Whitehead Institute scientists report that certain molecules present in high concentrations on the surfaces of many cancer cells could be exploited to funnel lethal toxic molecules into the malignant cells. In such an approach, the overexpression of specific transporters could be exploited to deliver toxic substances into cancer cells.
Although this finding emerges from the study of a single toxic molecule and the protein that it transports, Whitehead Member David Sabatini says this phenomenon could be leveraged more broadly.
"Our work suggests a different strategy for cancer therapy that takes advantage of the capacity of a cancer cell to take up something toxic that a normal cell does not," says Sabatini, who is also a professor of biology at MIT and a Howard Hughes Medical Institute (HHMI) investigator. "As a result, that toxic molecule would kill the cancer cell. By identifying transporters on the surface of cancer cells, you might be able to find a molecule that a specific transporter would carry into the cell, and that molecule would be toxic to that cell. You really could have something that's much more selective to cancer cells."
The Sabatini lab's research is published online today in the journal Nature Genetics.

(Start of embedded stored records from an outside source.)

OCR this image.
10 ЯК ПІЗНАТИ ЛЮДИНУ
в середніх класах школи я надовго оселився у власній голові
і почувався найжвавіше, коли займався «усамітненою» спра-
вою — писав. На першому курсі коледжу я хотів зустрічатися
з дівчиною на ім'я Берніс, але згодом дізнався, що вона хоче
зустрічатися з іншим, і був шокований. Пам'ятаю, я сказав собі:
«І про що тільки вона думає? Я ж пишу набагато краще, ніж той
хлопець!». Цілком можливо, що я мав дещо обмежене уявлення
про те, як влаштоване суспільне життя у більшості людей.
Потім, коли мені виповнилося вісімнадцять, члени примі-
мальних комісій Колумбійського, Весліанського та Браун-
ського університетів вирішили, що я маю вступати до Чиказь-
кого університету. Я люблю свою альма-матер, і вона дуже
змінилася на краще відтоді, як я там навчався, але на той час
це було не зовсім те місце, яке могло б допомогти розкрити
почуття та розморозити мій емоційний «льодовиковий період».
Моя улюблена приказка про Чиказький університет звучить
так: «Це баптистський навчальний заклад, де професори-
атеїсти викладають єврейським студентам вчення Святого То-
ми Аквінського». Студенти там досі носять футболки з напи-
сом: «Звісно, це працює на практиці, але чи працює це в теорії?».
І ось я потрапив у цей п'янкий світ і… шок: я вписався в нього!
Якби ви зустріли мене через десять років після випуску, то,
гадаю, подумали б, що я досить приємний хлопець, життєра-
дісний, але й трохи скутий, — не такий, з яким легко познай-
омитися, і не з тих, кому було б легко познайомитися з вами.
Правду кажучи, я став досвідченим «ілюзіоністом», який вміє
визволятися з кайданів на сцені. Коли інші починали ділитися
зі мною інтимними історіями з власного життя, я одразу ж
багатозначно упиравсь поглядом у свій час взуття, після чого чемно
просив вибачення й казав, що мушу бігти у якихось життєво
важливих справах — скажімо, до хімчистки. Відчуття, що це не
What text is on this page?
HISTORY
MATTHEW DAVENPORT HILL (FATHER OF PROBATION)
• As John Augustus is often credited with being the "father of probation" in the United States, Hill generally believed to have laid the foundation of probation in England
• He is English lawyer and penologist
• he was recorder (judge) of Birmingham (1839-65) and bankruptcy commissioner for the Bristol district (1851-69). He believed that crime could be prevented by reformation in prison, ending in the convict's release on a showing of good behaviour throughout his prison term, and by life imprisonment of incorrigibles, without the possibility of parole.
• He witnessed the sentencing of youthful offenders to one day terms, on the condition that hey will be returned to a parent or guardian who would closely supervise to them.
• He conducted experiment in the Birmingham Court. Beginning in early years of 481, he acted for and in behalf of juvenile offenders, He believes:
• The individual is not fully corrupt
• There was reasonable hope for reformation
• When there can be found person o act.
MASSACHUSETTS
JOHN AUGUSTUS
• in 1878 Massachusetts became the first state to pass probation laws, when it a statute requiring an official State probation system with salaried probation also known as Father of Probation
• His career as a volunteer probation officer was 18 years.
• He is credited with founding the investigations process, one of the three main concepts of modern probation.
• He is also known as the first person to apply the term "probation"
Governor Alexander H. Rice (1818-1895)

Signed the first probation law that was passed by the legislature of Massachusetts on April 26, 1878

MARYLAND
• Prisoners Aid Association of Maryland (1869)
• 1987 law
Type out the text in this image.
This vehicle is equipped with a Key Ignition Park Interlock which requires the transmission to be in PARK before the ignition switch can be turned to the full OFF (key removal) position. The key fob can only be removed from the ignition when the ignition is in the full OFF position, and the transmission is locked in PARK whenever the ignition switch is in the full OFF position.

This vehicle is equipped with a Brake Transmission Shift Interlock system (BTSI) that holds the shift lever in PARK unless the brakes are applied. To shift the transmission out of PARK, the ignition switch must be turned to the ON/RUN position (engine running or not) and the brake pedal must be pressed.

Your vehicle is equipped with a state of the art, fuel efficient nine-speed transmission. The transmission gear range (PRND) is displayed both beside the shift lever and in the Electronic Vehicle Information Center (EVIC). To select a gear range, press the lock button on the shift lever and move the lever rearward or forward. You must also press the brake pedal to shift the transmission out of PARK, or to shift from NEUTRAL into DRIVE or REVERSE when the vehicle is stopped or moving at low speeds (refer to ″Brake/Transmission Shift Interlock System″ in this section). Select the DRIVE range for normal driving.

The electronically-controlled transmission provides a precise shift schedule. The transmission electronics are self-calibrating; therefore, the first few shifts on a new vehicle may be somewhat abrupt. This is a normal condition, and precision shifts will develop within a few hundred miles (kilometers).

Kivanc Birsoy, a postdoctoral researcher in Sabatini's lab and first author of the Nature Genetics paper, used a special line of haploid cells developed by former Whitehead Fellow Thijn Brummelkamp to screen for genes that assist cellular entry of 3-bromopyruvate's (3-BrPA), a potential cancer drug in clinical development. 3-BrPA is thought to work by inhibiting glycolysis, a cellular process that releases energy by splitting glucose molecules. Because many cancer cells are heavily dependent on the upregulation of glycolysis, drugs that interrupt this pathway may be effective in targeting these glycolytic cancer cells.